A linha Juvéderm (Allergan/AbbVie) utiliza, nos produtos voltados para lábio, duas plataformas tecnológicas: Hylacross (usada no Volbella XC) e Vycross (usada no Volift e no Volift Lidocaína). A plataforma Vycross une cadeias longas e curtas de ácido hialurônico de pesos moleculares diferentes, resultando em gel altamente coesivo — o produto integra-se ao tecido de forma difusa e uniforme, sem planos de clivagem, como uma massa densa mas maleável. Esse comportamento favorece hidratação profunda, sensação de volume natural e menor risco de nódulos palpáveis. O Volbella XC é o mais fluido da linha Juvéderm para lábio — indicado para hidratação, definição discreta de vermelhão e tratamento de linhas peribucais finas.

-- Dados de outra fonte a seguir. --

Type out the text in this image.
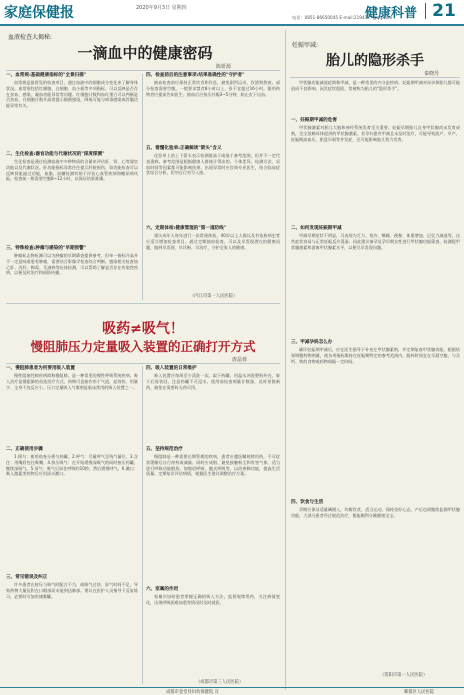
家庭保健报	2020年9月3日 星期四
电话：0851-86650045 E-mail:2194177@qq.com
健康科普 21
血液检查大揭秘:
一滴血中的健康密码
陈妍源
一、血常规:基础健康指标的"全景扫描"
血常规是最常见的检查项目，通过血液中的细胞成分变化来了解身体状况。血常规包括红细胞、白细胞、血小板等多项指标，可以反映是否存在贫血、感染、凝血功能异常等问题。红细胞计数和血红蛋白可以判断是否贫血，白细胞计数升高常提示细菌感染，降低可能与病毒感染或骨髓功能异常有关。
二、生化检查:器官功能与代谢状况的"深度探测"
生化检查是通过检测血液中多种物质的含量来评估肝、肾、心等器官功能以及代谢状况。肝功能指标异常往往提示肝脏损伤，肾功能检查可以反映肾脏滤过功能，血脂、血糖检测有助于评估心血管疾病和糖尿病风险。检查前一般需要空腹8~12小时，以保证结果准确。
三、特殊检查:肿瘤与感染的"早期预警"
肿瘤标志物检测可以为肿瘤的早期筛查提供参考，但单一指标升高并不一定意味着患有肿瘤，需要结合影像学检查综合判断。感染相关检查如乙肝、丙肝、梅毒、艾滋病等抗体检测，可以帮助了解是否存在传染性疾病，以便及时治疗和预防传播。
四、检查前后的注意事项:结果准确性的"守护者"
抽血检查前应保持正常饮食和作息，避免剧烈运动、饮酒和熬夜。部分检查需要空腹，一般要求禁食8小时以上，但不宜超过16小时。服用药物者应提前告知医生。抽血后应按压针眼3~5分钟，防止皮下出血。
五、看懂化验单:正确解读"箭头"含义
化验单上的上下箭头表示检测值高于或低于参考范围，但并不一定代表患病。参考范围是根据健康人群统计得出的，个体差异、检测方法、采血时间等因素都可能影响结果。出现异常时应咨询专业医生，结合临床症状综合分析，切勿自行对号入座。
六、定期体检:健康管理的"第一道防线"
建议成年人每年进行一次常规体检，40岁以上人群以及有家族病史者应适当增加检查项目。通过定期抽血检查，可以及早发现潜在的健康问题，做到早发现、早诊断、早治疗，守护全家人的健康。
（内江市第一人民医院）
吸药≠吸气！
慢阻肺压力定量吸入装置的正确打开方式
唐晶蓉
一、慢阻肺患者为何要用吸入装置
慢性阻塞性肺疾病简称慢阻肺，是一种常见的慢性呼吸系统疾病。吸入治疗是慢阻肺的首选治疗方式，药物可直接作用于气道，起效快、用量少、全身不良反应小。压力定量吸入气雾剂是临床常用的吸入装置之一。
二、正确使用步骤
1.摇匀：使用前充分摇匀药罐。2.呼气：尽量呼气至残气量位。3.含住：用嘴唇包住吸嘴。4.按压吸气：在开始缓慢深吸气的同时按压药罐，继续深吸气。5.屏气：吸气后屏住呼吸约10秒，然后缓慢呼气。6.漱口：吸入激素类药物后应用清水漱口。
三、常见错误及纠正
许多患者在按压与吸气时配合不当，或吸气过快、屏气时间不足，导致药物大量沉积在口咽部而未能到达肺部。建议在医护人员指导下反复练习，必要时可加用储雾罐。
四、吸入装置的日常维护
吸入装置应每周至少清洗一次。取下药罐，用温水冲洗塑料外壳，晾干后再装回。注意药罐不可浸水。使用前检查剂量计数器，及时更换新药，避免在需要时无药可用。
五、坚持规范治疗
慢阻肺是一种需要长期管理的疾病，患者应遵医嘱规律用药，不可症状缓解后自行停药或减量。同时应戒烟、避免接触粉尘和有害气体，适当进行呼吸功能锻炼，如缩唇呼吸、腹式呼吸等，以改善肺功能，提高生活质量。定期复诊评估病情，根据医生建议调整治疗方案。
六、家属的作用
家属应协助患者掌握正确的吸入方法，监督规律用药，关注病情变化，出现呼吸困难加重等情况时及时就医。
（成都市第三人民医院）
妊娠甲减:
胎儿的隐形杀手
秦晓丹
甲状腺功能减退症简称甲减，是一种常见的内分泌疾病。妊娠期甲减对母亲和胎儿都可能造成不良影响，因其症状隐匿，常被称为胎儿的"隐形杀手"。
一、妊娠期甲减的危害
甲状腺激素对胎儿大脑和神经系统发育至关重要。妊娠早期胎儿自身甲状腺尚未发育成熟，完全依赖母体提供的甲状腺激素。若孕妇患有甲减且未及时治疗，可能导致流产、早产、妊娠期高血压、胎盘早剥等并发症，还可能影响胎儿智力发育。
二、如何发现妊娠期甲减
甲减早期症状不明显，可表现为乏力、怕冷、嗜睡、便秘、体重增加、记忆力减退等，这些症状容易与正常妊娠反应混淆。因此建议备孕及孕早期女性进行甲状腺功能筛查，检测促甲状腺激素和游离甲状腺素水平，以便尽早发现问题。
三、甲减孕妈怎么办
确诊妊娠期甲减后，应在医生指导下补充左甲状腺素钠，并定期复查甲状腺功能，根据结果调整药物剂量，使各项指标维持在妊娠期特定的参考范围内。服药时间宜在早晨空腹，与含钙、铁的食物或药物间隔一定时间。
四、饮食与生活
孕期应保证适量碘摄入，均衡饮食，适当运动，保持良好心态。产后也需继续监测甲状腺功能，大部分患者经过规范治疗，都能顺利分娩健康宝宝。
（资阳市第一人民医院）
成都市金堂县妇幼保健院 宣	郫都区人民医院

O Volift é levemente mais firme, indicado para aumento de volume com integração suave.
A linha Restylane (Galderma) usa a tecnologia NASHA (Non-Animal Stabilized Hyaluronic Acid) nos produtos clássicos e, mais recentemente, a OBT (Optimal Balance Technology) no Restylane Kysse e no Restylane Refyne — os dois produtos desenhados especificamente para lábio. A OBT é uma variante da NASHA com partículas menores e reticulação que preserva viscoelasticidade flexível: o gel é mais firme e estruturado do que o gel Juvéderm, mas foi desenvolvido para movimentar-se com a dinâmica labial sem criar bordas rígidas. O Kysse entrega definição de contorno, arquitetura da borda vermelha e estrutura do arco de cupido com sustentação que o Volbella não entrega com a mesma precisão.

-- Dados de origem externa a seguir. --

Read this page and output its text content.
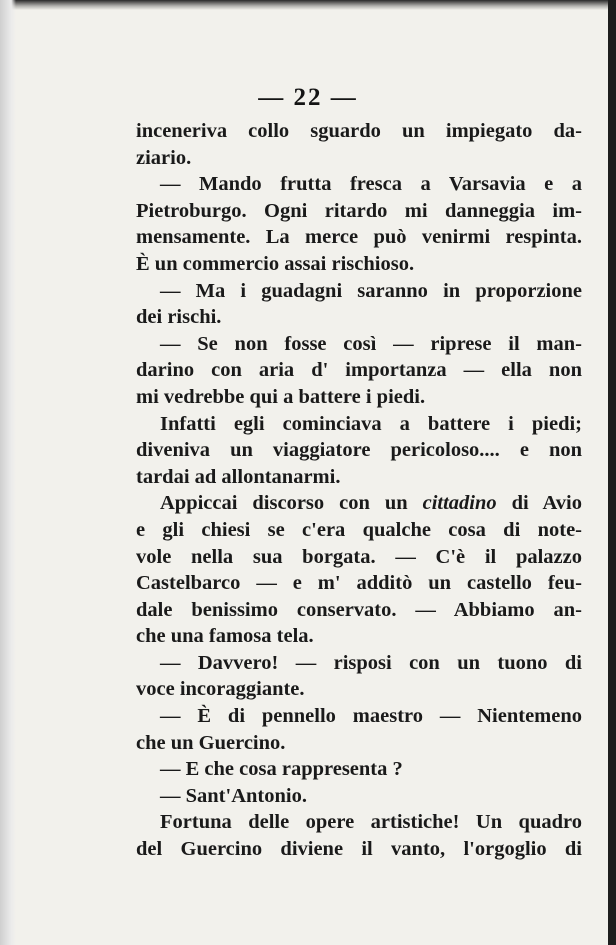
— 22 —
inceneriva collo sguardo un impiegato da-
ziario.
— Mando frutta fresca a Varsavia e a
Pietroburgo. Ogni ritardo mi danneggia im-
mensamente. La merce può venirmi respinta.
È un commercio assai rischioso.
— Ma i guadagni saranno in proporzione
dei rischi.
— Se non fosse così — riprese il man-
darino con aria d' importanza — ella non
mi vedrebbe qui a battere i piedi.
Infatti egli cominciava a battere i piedi;
diveniva un viaggiatore pericoloso.... e non
tardai ad allontanarmi.
Appiccai discorso con un cittadino di Avio
e gli chiesi se c'era qualche cosa di note-
vole nella sua borgata. — C'è il palazzo
Castelbarco — e m' additò un castello feu-
dale benissimo conservato. — Abbiamo an-
che una famosa tela.
— Davvero! — risposi con un tuono di
voce incoraggiante.
— È di pennello maestro — Nientemeno
che un Guercino.
— E che cosa rappresenta ?
— Sant'Antonio.
Fortuna delle opere artistiche! Un quadro
del Guercino diviene il vanto, l'orgoglio di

Um estudo comparativo publicado no Journal of Cosmetic Dermatology (Goodman GJ et al., 2022) que avaliou ácido hialurônico de alta coesividade versus formulações de firmeza intermediária em lábios ao longo de 12 meses encontrou distinção consistente no perfil de resultado: géis coesivos entregam vantagem em hidratação percebida e suavidade; géis com maior firmeza entregam vantagem em definição de contorno e sustentação arquitetural. A relevância clínica é que o produto certo depende do que o lábio precisa — não existe produto universalmente superior.

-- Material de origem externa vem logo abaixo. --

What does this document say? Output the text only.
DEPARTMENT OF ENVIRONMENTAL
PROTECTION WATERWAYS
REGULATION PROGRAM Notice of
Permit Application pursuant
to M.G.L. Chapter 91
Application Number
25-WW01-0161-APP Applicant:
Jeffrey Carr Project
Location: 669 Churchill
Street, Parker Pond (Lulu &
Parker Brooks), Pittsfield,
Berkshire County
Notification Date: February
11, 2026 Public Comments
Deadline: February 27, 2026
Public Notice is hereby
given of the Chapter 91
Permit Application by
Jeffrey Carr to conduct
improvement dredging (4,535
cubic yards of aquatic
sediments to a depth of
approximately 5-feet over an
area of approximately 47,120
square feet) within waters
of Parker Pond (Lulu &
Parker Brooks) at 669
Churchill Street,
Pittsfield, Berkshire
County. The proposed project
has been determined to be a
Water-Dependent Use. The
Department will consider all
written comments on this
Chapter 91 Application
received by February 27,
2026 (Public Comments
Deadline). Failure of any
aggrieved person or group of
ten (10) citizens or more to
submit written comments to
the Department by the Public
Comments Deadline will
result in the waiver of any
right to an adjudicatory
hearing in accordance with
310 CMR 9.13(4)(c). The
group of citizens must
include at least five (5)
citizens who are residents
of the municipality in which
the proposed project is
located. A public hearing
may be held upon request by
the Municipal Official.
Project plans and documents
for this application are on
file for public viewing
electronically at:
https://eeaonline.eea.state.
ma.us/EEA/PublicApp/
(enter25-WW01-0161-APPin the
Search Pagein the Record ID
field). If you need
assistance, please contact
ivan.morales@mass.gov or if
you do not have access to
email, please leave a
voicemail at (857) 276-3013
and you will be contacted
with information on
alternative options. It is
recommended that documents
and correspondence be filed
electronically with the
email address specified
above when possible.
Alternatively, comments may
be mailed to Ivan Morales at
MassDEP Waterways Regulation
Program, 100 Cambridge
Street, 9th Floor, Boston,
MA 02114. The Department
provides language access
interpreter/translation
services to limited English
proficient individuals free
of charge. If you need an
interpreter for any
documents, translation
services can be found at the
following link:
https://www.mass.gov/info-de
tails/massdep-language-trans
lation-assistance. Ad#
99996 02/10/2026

Como decidir qual produto usar — o matching produto-anatomia
A decisão clínica segue a leitura anatômica do lábio, não a preferência de marca. Três cenários definem a escolha:
Cenário 1 — lábio com perda de hidratação e linha labial difusa. Paciente com lábio ressecado, perda de brilho, sulcos peribucais finos e linha de vermelhão que perdeu definição com o tempo — mas sem queixa de volume ou contorno específico. Aqui, a coesividade do Juvéderm Volbella XC ou do Volift é a escolha: o gel difunde uniformemente, hidrata o tecido em profundidade, preenche linhas finas sem criar bordas visíveis. O resultado é sensação de lábio mais jovem sem aspecto feito. Esse perfil é especialmente comum em pacientes a partir dos 45 anos, quando a retração natural da mucosa labial, a perda progressiva de colágeno dérmico e a redução de estrógeno se somam ao ressecamento cronológico — o ICP predominante neste consultório. Para essa paciente, naturalidade não é opção: é o único resultado aceitável.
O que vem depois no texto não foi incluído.